On December 4, 2009, the Center on Japanese Economy and Business and the Sanford C. Bernstein & Co. Center for Leadership and Ethics at Columbia Business School co-hosted the panel "Why Was the Financial Crisis Less Enduring in Japan and Other Countries...This Time Around?" Moderated by Ronald Gilson, the Marc and Eva Stern Professor of Law and Business at Columbia Law School, the panel featured Takatoshi Ito, visiting professor at Columbia University and professor of economics at the University of Tokyo; Floyd Norris, chief financial correspondent of The New York Times; Jacques Longerstaey, executive vice president and chief risk officer at State Street Global Advisors; and Thierry Porte, operating partner at J.C. Flowers & Co., LLC, and former president and CEO of Shinsei Bank, Limited.
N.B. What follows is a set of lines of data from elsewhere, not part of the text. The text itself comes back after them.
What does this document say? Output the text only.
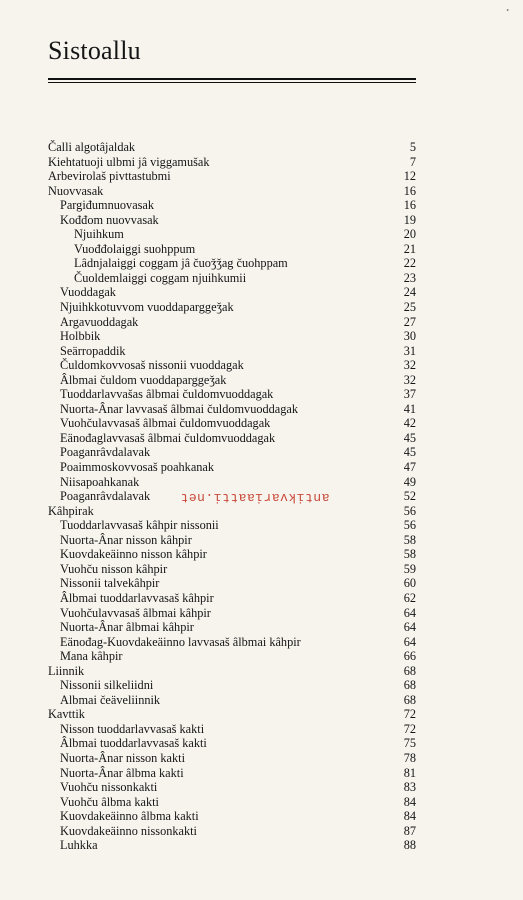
•
Sistoallu
Čalli algotâjaldak	5
Kiehtatuoji ulbmi jâ viggamušak	7
Arbevirolaš pivttastubmi	12
Nuovvasak	16
Pargiđumnuovasak	16
Kođđom nuovvasak	19
Njuihkum	20
Vuođđolaiggi suohppum	21
Lâdnjalaiggi coggam jâ čuoǯǯag čuohppam	22
Čuoldemlaiggi coggam njuihkumii	23
Vuoddagak	24
Njuihkkotuvvom vuoddaparggeǯak	25
Argavuoddagak	27
Holbbik	30
Seärropaddik	31
Čuldomkovvosaš nissonii vuoddagak	32
Âlbmai čuldom vuoddaparggeǯak	32
Tuoddarlavvašas âlbmai čuldomvuoddagak	37
Nuorta-Ânar lavvasaš âlbmai čuldomvuoddagak	41
Vuohčulavvasaš âlbmai čuldomvuoddagak	42
Eänođaglavvasaš âlbmai čuldomvuoddagak	45
Poaganrâvdalavak	45
Poaimmoskovvosaš poahkanak	47
Niisapoahkanak	49
Poaganrâvdalavak	52
Kâhpirak	56
Tuoddarlavvasaš kâhpir nissonii	56
Nuorta-Ânar nisson kâhpir	58
Kuovdakeäinno nisson kâhpir	58
Vuohču nisson kâhpir	59
Nissonii talvekâhpir	60
Âlbmai tuoddarlavvasaš kâhpir	62
Vuohčulavvasaš âlbmai kâhpir	64
Nuorta-Ânar âlbmai kâhpir	64
Eänođag-Kuovdakeäinno lavvasaš âlbmai kâhpir	64
Mana kâhpir	66
Liinnik	68
Nissonii silkeliidni	68
Albmai čeäveliinnik	68
Kavttik	72
Nisson tuoddarlavvasaš kakti	72
Âlbmai tuoddarlavvasaš kakti	75
Nuorta-Ânar nisson kakti	78
Nuorta-Ânar âlbma kakti	81
Vuohču nissonkakti	83
Vuohču âlbma kakti	84
Kuovdakeäinno âlbma kakti	84
Kuovdakeäinno nissonkakti	87
Luhkka	88
antikvariaatti.net
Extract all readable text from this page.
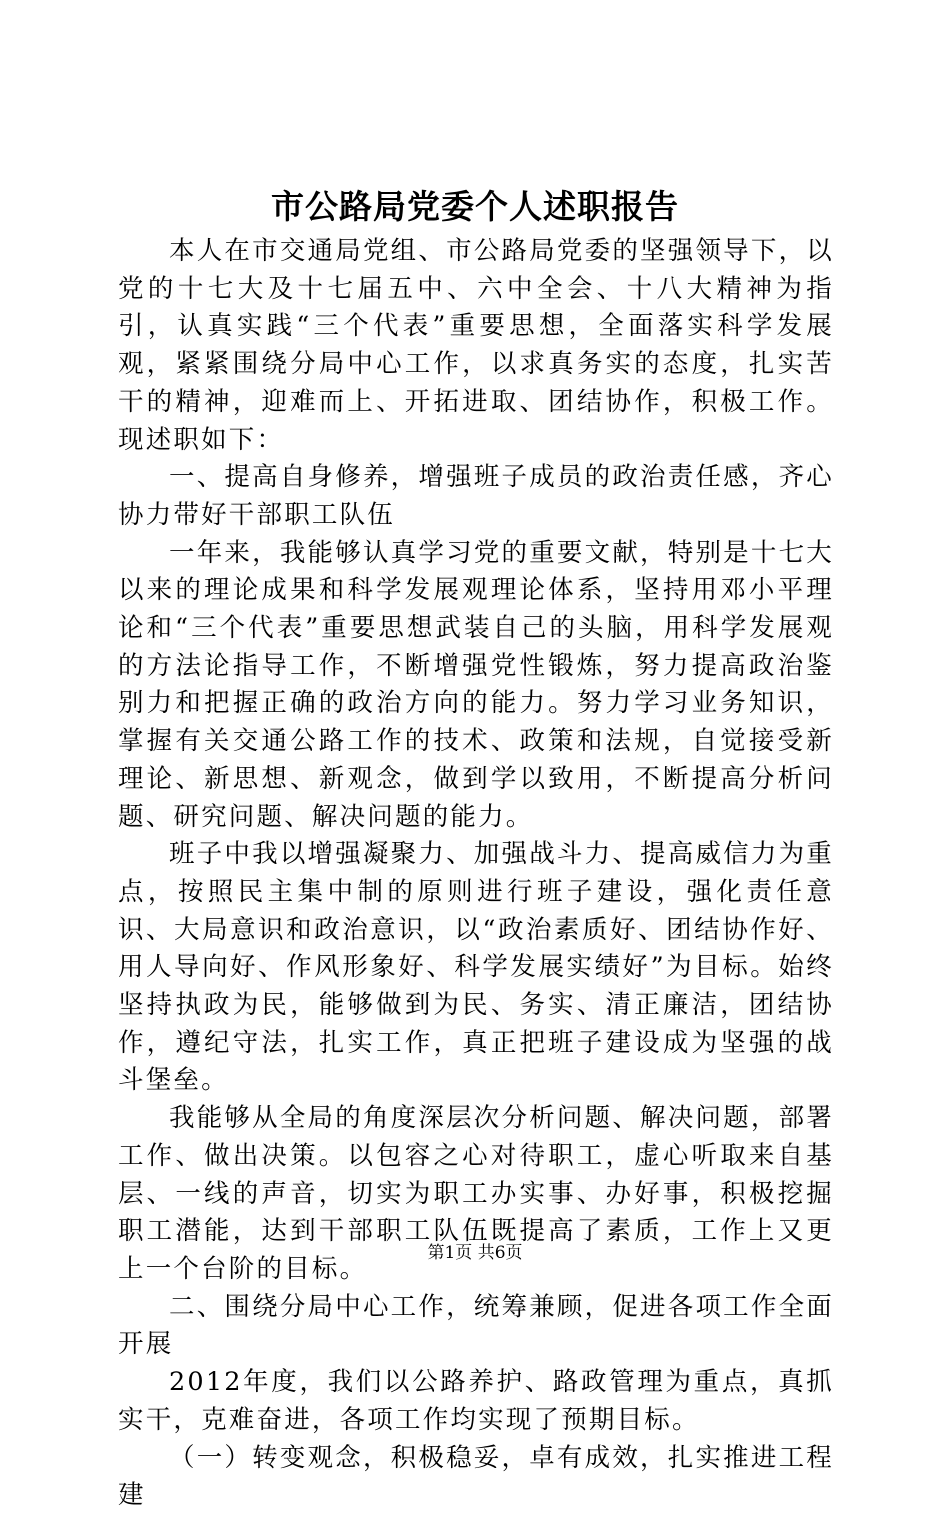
市公路局党委个人述职报告

本人在市交通局党组、市公路局党委的坚强领导下，以党的十七大及十七届五中、六中全会、十八大精神为指引，认真实践“三个代表”重要思想，全面落实科学发展观，紧紧围绕分局中心工作，以求真务实的态度，扎实苦干的精神，迎难而上、开拓进取、团结协作，积极工作。现述职如下：

一、提高自身修养，增强班子成员的政治责任感，齐心协力带好干部职工队伍

一年来，我能够认真学习党的重要文献，特别是十七大以来的理论成果和科学发展观理论体系，坚持用邓小平理论和“三个代表”重要思想武装自己的头脑，用科学发展观的方法论指导工作，不断增强党性锻炼，努力提高政治鉴别力和把握正确的政治方向的能力。努力学习业务知识，掌握有关交通公路工作的技术、政策和法规，自觉接受新理论、新思想、新观念，做到学以致用，不断提高分析问题、研究问题、解决问题的能力。

班子中我以增强凝聚力、加强战斗力、提高威信力为重点，按照民主集中制的原则进行班子建设，强化责任意识、大局意识和政治意识，以“政治素质好、团结协作好、用人导向好、作风形象好、科学发展实绩好”为目标。始终坚持执政为民，能够做到为民、务实、清正廉洁，团结协作，遵纪守法，扎实工作，真正把班子建设成为坚强的战斗堡垒。

我能够从全局的角度深层次分析问题、解决问题，部署工作、做出决策。以包容之心对待职工，虚心听取来自基层、一线的声音，切实为职工办实事、办好事，积极挖掘职工潜能，达到干部职工队伍既提高了素质，工作上又更上一个台阶的目标。

二、围绕分局中心工作，统筹兼顾，促进各项工作全面开展

2012年度，我们以公路养护、路政管理为重点，真抓实干，克难奋进，各项工作均实现了预期目标。

（一）转变观念，积极稳妥，卓有成效，扎实推进工程建

第1页 共6页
While American and European financial institutions have suffered considerably from the recent financial crisis, the largest banking groups in Japan have successfully endured. Professor Takatoshi Ito highlights two diverging hypotheses that justify such an outcome: (1) Japan was so advanced that it was able to avoid risk, or (2) Japan was so backward that it avoided risk. Thierry Porte of J.C. Flowers states that Japan has actually exhibited traits of being both ahead of and behind the curve. For instance, Japan was the first major country to adopt the Basel II Accord, which established an international standard for rigorous risk and capital management requirements. However, Japan has not been a major innovator in the trading of financial assets.